6. In order to review the price increase resulting from the introduction of patented drugs, we need to emphasize that we do not need drugs that are representative the whole market, but drugs that represent the patented market (which is not yet available in Thailand). Therefore, with the criteria shown on page 42-43, pharmaceutical products in six therapeutic categories were chosen: antidepressants, antihistamines and antiallergics, antihyperlipidemic agents, antiulcerants, broad-spectrum antibiotics, and gastro-intestinal tract (GIT) regulators. The gap of equivalent prices between original and generic products was varied and unpredictable.

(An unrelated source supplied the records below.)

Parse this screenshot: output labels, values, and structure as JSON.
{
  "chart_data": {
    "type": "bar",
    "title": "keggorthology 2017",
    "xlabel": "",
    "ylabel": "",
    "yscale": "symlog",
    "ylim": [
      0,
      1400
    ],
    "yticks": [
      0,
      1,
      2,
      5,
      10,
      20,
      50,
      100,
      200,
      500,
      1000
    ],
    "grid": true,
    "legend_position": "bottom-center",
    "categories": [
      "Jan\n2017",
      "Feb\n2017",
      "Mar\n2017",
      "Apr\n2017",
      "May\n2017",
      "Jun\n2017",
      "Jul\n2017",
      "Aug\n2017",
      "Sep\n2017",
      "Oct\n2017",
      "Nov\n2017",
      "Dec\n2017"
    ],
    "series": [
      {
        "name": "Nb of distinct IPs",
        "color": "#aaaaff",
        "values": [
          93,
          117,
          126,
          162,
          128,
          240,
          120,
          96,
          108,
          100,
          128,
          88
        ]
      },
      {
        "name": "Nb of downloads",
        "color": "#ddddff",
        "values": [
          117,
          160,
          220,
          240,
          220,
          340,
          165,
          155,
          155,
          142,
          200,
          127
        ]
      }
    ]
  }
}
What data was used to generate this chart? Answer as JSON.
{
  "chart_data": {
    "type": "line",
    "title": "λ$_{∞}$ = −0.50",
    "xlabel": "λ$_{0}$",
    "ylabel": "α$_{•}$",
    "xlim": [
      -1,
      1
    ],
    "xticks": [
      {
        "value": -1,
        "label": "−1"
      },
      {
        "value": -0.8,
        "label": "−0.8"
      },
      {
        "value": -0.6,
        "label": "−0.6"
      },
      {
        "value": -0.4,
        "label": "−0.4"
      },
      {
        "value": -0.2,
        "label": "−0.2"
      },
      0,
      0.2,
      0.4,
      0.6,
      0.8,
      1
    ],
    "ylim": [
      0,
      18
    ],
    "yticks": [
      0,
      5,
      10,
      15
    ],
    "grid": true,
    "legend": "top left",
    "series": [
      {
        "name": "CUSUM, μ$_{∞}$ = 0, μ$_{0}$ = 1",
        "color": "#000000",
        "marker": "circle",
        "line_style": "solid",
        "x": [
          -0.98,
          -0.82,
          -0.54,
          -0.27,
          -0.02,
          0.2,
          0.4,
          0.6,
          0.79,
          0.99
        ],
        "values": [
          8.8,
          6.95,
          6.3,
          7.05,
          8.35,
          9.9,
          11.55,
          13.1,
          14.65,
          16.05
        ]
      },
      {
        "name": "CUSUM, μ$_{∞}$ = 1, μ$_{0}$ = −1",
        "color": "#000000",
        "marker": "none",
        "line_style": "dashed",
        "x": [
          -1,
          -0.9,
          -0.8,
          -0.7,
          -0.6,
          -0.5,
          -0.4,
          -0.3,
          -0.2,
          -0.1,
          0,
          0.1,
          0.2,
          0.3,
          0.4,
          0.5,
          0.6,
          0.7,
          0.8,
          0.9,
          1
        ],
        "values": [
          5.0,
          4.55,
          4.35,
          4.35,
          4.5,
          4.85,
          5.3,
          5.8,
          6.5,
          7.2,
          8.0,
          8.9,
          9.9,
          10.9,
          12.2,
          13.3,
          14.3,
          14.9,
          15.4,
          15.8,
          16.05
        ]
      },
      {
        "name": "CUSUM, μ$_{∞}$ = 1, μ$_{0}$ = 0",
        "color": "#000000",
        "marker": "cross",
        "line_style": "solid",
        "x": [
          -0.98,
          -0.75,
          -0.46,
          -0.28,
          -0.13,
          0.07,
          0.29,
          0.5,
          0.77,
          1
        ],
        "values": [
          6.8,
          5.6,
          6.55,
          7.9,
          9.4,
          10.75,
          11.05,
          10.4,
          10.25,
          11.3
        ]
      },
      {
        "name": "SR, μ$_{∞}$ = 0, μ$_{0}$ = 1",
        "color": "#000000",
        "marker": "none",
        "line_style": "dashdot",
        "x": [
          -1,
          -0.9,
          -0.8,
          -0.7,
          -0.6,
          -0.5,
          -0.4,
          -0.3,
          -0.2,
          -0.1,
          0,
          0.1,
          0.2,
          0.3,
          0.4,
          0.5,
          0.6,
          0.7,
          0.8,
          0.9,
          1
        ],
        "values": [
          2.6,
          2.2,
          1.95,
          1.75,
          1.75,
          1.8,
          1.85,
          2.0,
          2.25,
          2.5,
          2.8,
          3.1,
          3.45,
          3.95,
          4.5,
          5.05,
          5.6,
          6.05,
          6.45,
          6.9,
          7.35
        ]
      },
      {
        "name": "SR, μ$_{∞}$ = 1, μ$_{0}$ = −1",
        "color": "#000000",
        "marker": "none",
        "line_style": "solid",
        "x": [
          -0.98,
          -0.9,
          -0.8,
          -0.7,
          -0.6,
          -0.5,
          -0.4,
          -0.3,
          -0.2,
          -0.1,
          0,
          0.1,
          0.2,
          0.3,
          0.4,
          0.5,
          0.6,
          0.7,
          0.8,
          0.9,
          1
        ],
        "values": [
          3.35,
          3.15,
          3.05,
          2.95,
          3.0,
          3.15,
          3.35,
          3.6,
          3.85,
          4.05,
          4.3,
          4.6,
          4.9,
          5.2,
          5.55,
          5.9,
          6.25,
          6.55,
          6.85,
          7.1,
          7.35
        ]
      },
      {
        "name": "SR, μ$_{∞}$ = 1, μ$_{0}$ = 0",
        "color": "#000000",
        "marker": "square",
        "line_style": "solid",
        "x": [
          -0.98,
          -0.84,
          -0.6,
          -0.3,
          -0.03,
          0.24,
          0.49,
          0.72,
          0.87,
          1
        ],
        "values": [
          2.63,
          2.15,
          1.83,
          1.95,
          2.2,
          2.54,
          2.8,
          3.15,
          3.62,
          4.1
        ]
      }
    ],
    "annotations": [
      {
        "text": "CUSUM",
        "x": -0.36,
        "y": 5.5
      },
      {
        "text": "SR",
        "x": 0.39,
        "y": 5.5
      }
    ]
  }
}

7. Market prices of drugs in Thailand are regulated by legal means as well as non-legal mechanisms. Implementation of price control laws generally aims at manufacturers and importers' list prices and drugstore retail prices. The prices of drugs sold through hospitals and clinics are not subjected to legal control. While private hospitals set their prices independently, retail drug prices in public hospitals are normally no greater than 15% over hospital purchase prices. Since self-medication is common, retail prices of drugs distributed through drugstores directly affect the affordability of drugs. However, there is no systematic evaluation as to the effectiveness of government price regulation and how drug prices affect affordability.
Public sector procurement rules as well as provincial group purchasing help regulate wholesale drug prices. Experiences show that collective procurement is effective in price bargaining. In addition, competition among suppliers also helps hold drug prices in check. However, due to a lack of overall coordination, drug companies are charging different prices for the same product procured by different Thai purchasers.